Kiwis had good reason to be spooked by headlines that screamed, “grid emergency” and “nationwide power worries”. It’s not what you want to read at any time, let alone in the depths of winter. All this had been triggered by our electricity system operator, Transpower, issuing a so-called red notice that featured the words, “Grid Emergency Notice”. Of course, the notice was intended for the eyes of the industry only, but the media picked it up.
What followed were two paragraphs that to most New Zealanders would be in equal measure easy-to-understand and incomprehensible. The easy-to-understand part were the leading words, “This is a New Zealand-wide emergency”. Transpower went on to state that there was “insufficient generation and reserve offers to meet demand…” for something they explained was an “…N-1 security for a contingent event.”
So, what were Kiwis meant to make of all that? Did they need to switch off the heaters? If they were medically dependent on electricity, was there a risk they would have no power? How long would it last? None of this was apparent or explained in simple language and it should have been.
Too often consumers have been left in the dark over electricity. It is a complicated system and difficult to understand. The 2019 Electricity Price Review, said that consumers, “… struggle to make their voices heard and exert influence over decisions affecting them in the electricity sector.” One reason the review found was that “…the complexity of the sector makes it difficult for them to understand and express their views about things affecting their electricity supply and power bills.”
It was precisely for that reason that the Consumer Advocacy Council, which I chair, was established — so consumers could have a strong voice when complex issues emerge that impact them.
Our first piece of work is helping to simplify power bills and we’re working with Consumer NZ to come up with an easy-to-understand format that we hope retailers adopt.
Last week is a case in point. It should have been within the power of Transpower to tell consumers more about what to expect and what they could do, if anything to assist, in plain, simple language aimed at consumers and not just the electricity sector. We will be taking this up with Transpower.
Luckily, by later the same morning Transpower had it all under control though alarming media coverage around the risk of further power cuts lingered through the day.
So, what do electricity consumers make of all of this, particularly when there was a power outage less than a year ago on 9 August 2021?
Most New Zealanders would agree that electricity is an essential service. We are all, with very few exceptions, reliant on it. Which means that we pretty much all want the power to stay on. And yet, we know outages are not uncommon — both planned and unplanned.
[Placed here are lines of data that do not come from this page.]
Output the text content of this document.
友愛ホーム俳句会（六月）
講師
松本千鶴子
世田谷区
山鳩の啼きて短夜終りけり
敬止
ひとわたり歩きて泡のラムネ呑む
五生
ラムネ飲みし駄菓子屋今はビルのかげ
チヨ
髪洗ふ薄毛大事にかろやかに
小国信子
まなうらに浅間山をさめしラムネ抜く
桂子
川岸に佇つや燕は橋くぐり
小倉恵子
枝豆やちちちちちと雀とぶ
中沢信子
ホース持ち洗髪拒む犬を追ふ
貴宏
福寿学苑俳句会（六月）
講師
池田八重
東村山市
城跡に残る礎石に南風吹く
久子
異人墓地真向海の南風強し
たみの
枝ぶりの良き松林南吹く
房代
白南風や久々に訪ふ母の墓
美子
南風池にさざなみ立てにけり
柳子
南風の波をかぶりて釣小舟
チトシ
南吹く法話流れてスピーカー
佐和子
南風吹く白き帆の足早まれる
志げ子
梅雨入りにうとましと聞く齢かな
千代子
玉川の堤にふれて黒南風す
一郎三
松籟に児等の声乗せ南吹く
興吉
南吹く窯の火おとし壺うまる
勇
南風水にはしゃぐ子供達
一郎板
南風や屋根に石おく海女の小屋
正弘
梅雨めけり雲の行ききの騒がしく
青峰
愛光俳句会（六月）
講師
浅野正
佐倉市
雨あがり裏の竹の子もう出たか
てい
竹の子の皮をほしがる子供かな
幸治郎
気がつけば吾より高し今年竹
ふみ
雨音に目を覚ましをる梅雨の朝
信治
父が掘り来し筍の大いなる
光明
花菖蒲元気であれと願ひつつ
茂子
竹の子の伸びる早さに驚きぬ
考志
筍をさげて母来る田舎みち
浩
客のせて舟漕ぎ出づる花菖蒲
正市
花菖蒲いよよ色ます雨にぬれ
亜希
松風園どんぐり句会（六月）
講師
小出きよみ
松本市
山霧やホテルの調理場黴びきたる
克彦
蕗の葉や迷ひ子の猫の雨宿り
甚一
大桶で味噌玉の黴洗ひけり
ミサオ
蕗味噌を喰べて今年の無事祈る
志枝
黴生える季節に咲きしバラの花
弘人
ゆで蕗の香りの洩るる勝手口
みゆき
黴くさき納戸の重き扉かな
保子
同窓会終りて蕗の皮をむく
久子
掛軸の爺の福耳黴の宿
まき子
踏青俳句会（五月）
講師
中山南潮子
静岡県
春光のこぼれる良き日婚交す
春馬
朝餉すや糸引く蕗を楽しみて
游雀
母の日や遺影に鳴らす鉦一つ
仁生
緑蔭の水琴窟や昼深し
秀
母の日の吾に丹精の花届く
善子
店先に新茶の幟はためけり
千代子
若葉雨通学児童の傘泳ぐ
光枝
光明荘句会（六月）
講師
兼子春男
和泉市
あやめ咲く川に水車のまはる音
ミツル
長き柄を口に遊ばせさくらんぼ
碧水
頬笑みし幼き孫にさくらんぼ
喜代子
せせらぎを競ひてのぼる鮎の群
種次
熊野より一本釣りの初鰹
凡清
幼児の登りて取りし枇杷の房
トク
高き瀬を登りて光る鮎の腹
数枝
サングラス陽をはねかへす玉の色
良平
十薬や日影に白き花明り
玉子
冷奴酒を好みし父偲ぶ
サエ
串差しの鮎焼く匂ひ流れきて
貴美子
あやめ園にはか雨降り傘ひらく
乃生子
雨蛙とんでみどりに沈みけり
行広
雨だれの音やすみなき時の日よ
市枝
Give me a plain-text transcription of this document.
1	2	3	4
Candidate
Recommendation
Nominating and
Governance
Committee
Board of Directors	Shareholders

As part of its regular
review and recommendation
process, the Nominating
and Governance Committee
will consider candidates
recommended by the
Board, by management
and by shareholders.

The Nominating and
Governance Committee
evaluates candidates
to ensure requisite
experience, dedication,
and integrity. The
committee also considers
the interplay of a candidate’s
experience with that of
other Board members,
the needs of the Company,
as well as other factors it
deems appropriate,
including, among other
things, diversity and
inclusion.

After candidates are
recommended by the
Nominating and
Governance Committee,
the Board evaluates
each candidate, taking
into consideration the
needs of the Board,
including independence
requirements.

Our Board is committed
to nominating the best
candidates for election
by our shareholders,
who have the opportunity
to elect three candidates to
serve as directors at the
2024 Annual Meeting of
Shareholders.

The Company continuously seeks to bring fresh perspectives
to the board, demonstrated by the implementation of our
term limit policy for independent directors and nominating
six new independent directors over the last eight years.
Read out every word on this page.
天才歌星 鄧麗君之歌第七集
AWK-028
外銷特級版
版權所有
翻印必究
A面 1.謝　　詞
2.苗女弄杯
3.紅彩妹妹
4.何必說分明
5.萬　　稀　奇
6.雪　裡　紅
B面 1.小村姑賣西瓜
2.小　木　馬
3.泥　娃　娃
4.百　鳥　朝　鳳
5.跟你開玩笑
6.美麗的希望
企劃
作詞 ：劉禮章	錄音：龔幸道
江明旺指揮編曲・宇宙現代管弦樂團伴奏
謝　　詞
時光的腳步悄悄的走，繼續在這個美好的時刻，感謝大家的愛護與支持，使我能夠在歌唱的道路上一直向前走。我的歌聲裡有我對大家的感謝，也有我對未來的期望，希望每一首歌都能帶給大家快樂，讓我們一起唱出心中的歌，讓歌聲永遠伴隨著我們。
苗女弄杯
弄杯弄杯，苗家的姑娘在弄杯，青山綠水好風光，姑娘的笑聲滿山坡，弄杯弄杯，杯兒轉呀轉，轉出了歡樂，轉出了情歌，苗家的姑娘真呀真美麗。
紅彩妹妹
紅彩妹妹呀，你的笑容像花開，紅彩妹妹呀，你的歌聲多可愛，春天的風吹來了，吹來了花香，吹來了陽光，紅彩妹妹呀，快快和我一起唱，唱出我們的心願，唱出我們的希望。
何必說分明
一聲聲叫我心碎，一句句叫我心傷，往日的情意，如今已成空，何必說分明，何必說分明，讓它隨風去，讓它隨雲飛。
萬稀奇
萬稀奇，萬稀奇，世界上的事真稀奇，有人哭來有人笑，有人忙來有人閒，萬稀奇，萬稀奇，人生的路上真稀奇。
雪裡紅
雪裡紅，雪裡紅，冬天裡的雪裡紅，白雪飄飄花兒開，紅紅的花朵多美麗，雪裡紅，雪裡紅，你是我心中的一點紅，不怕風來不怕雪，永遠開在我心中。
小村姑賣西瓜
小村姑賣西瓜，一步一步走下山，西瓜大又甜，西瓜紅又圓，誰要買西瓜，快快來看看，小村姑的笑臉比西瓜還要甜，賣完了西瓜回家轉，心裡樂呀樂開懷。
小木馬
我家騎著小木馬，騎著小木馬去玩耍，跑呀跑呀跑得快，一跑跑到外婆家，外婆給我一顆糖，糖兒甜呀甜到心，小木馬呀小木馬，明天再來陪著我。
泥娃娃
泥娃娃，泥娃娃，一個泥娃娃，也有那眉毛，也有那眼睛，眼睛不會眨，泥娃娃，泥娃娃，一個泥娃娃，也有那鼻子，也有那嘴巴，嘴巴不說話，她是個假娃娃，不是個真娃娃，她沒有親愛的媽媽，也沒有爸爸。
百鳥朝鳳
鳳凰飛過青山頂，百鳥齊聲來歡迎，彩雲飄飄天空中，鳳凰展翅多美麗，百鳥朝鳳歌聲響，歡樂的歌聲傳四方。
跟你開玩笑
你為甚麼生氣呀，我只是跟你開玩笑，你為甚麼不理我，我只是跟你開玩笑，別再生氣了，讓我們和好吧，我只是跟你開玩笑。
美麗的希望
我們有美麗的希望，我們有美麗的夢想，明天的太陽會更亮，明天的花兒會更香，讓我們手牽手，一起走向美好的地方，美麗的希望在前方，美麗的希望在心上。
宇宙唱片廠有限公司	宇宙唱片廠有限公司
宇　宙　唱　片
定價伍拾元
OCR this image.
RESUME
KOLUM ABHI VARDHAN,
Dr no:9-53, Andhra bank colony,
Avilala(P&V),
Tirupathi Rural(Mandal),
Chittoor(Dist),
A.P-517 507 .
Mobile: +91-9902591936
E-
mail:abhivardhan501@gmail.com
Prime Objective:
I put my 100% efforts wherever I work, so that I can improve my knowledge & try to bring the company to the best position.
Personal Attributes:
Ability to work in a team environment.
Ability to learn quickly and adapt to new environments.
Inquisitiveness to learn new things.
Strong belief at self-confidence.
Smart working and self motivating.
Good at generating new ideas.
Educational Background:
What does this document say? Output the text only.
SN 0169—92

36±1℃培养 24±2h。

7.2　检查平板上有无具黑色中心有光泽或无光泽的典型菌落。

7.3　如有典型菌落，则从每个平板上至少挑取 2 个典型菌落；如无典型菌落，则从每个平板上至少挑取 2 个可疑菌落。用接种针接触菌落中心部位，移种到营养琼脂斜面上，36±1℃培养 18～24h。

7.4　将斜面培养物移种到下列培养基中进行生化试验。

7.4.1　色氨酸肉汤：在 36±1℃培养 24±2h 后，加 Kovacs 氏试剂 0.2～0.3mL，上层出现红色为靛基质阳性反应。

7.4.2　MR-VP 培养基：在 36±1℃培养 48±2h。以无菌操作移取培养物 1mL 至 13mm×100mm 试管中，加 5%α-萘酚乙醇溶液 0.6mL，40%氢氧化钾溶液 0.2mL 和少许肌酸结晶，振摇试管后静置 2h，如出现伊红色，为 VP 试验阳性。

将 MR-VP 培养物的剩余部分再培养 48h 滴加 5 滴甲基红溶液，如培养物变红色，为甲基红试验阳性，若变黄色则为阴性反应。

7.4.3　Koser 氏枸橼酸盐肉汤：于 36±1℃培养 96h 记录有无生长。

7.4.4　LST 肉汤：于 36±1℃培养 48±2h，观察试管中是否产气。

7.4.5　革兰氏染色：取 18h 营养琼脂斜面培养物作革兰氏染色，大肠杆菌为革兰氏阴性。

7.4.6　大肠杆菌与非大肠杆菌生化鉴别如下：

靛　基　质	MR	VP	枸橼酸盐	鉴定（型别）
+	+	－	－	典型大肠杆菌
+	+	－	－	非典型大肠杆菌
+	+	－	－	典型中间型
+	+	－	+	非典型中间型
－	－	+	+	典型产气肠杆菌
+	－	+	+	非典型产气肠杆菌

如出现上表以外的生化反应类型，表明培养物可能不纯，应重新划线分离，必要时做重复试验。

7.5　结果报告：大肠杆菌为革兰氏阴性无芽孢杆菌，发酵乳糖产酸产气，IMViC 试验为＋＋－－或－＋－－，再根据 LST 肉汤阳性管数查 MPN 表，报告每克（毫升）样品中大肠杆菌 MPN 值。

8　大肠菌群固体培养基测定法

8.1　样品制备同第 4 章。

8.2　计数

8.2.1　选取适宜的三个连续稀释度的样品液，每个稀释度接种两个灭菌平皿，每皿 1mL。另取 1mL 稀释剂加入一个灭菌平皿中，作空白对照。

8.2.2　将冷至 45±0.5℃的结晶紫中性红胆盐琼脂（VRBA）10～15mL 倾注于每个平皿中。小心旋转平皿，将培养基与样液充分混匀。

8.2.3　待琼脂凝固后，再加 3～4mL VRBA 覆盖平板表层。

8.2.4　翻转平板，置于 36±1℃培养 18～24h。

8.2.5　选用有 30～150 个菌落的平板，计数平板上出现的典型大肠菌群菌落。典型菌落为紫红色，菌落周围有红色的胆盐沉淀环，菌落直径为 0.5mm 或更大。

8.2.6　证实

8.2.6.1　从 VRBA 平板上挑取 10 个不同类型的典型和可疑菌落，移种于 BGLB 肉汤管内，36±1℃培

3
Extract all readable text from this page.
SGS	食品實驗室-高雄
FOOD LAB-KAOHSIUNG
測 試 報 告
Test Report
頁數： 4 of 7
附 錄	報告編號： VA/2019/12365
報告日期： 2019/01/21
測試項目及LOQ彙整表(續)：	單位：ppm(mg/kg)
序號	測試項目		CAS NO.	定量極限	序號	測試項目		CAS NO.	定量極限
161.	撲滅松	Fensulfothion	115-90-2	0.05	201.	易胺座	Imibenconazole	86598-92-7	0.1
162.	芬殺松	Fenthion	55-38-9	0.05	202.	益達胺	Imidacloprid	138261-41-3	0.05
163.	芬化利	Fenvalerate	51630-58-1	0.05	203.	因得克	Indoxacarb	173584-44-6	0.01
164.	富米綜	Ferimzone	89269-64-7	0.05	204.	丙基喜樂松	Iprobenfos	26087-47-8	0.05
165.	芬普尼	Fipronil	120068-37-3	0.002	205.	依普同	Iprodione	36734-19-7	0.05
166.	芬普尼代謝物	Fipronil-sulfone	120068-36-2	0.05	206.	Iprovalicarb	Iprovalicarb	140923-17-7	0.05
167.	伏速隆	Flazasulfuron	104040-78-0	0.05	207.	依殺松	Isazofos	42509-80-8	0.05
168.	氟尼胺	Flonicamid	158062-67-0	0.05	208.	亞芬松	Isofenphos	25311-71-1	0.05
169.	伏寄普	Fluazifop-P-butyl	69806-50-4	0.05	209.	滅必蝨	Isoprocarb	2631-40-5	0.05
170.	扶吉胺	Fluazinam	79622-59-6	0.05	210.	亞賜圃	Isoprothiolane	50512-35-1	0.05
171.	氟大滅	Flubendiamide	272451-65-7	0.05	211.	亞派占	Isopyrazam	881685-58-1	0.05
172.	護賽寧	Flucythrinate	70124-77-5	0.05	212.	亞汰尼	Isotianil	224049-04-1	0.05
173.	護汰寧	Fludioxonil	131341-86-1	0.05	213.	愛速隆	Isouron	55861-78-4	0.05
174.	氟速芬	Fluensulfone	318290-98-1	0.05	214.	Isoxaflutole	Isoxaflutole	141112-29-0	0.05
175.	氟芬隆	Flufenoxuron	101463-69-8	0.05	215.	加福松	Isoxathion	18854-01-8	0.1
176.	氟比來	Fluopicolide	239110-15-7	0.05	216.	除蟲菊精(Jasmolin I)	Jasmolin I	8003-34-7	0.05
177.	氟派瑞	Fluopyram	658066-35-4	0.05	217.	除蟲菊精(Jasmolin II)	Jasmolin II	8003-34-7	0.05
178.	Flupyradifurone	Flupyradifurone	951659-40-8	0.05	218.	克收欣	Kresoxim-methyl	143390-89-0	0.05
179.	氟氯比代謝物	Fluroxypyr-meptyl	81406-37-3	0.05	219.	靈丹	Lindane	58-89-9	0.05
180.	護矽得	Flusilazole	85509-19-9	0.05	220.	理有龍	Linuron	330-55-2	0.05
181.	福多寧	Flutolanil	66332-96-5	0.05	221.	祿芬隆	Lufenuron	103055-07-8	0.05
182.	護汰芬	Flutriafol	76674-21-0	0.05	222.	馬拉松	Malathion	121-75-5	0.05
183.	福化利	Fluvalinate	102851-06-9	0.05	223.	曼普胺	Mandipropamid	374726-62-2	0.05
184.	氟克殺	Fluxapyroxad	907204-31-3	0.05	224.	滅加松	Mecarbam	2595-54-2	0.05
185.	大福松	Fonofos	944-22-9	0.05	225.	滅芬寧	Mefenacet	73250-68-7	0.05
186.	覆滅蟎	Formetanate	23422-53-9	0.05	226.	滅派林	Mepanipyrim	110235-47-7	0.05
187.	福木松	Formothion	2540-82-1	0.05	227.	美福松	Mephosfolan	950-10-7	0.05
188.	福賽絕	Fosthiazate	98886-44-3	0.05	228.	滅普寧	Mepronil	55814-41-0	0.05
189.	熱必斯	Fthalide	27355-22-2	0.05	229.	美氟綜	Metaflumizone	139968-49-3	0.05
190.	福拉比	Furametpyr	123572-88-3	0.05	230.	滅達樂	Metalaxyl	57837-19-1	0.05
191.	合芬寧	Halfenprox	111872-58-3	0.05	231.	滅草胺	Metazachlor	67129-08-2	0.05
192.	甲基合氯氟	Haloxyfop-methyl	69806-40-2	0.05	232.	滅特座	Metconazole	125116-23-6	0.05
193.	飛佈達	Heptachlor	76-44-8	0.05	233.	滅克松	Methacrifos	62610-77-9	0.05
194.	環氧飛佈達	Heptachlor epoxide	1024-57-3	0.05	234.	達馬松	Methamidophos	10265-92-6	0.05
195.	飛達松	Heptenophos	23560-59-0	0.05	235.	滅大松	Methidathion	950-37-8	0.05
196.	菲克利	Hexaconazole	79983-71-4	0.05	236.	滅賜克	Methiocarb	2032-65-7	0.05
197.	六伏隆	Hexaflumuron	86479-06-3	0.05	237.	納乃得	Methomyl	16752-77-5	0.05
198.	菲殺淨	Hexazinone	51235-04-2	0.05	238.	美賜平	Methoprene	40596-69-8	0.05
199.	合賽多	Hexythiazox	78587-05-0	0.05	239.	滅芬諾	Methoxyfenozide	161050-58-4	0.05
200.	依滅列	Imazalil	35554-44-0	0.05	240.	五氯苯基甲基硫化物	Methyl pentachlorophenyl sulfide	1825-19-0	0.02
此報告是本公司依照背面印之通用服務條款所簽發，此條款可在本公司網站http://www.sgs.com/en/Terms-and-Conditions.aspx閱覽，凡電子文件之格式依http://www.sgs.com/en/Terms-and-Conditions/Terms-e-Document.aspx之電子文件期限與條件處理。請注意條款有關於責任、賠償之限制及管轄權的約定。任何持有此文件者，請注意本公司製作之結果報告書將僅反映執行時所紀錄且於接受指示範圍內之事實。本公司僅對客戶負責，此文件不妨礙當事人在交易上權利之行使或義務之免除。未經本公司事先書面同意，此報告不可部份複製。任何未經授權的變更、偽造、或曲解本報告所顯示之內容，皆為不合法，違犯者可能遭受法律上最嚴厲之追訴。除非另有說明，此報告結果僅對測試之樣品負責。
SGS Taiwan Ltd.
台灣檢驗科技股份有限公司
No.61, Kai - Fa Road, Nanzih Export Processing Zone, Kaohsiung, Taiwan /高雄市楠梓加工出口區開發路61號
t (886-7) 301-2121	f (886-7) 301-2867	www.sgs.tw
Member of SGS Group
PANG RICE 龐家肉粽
There are some challenges ahead. New Zealand is committed to transitioning to a low carbon economy by 2030. We have some 82% renewable energy now. By 2030, we need 100% renewable energy in an average year.
This means, we will probably become more reliant on wind and solar power. These are what the electricity sector describes as intermittent power generation. They are intermittent because they only generate electricity when the wind blows and the sun shines. They can’t always be relied on.
Added to that we are consuming more electricity as our population grows and new demands emerge such as EVs. Transpower, in its "Te Mauri Hiko energy futures report (2018)” suggested that by 2050 we may need to more than double the electricity we currently produce.
All of this means is that how the electricity market manages demand and supply as the mix of generation changes will be a challenge. Consumers have a role to play in making the network more resilient as technology changes which will allow them to better manage their own power consumption.
The Consumer Advocacy Council’s plea to the big players like Transpower is simple — in your communications include plain English aimed at consumers and help them better understand the journey ahead so they can play their part in the transition to a sustainable, low carbon electricity market.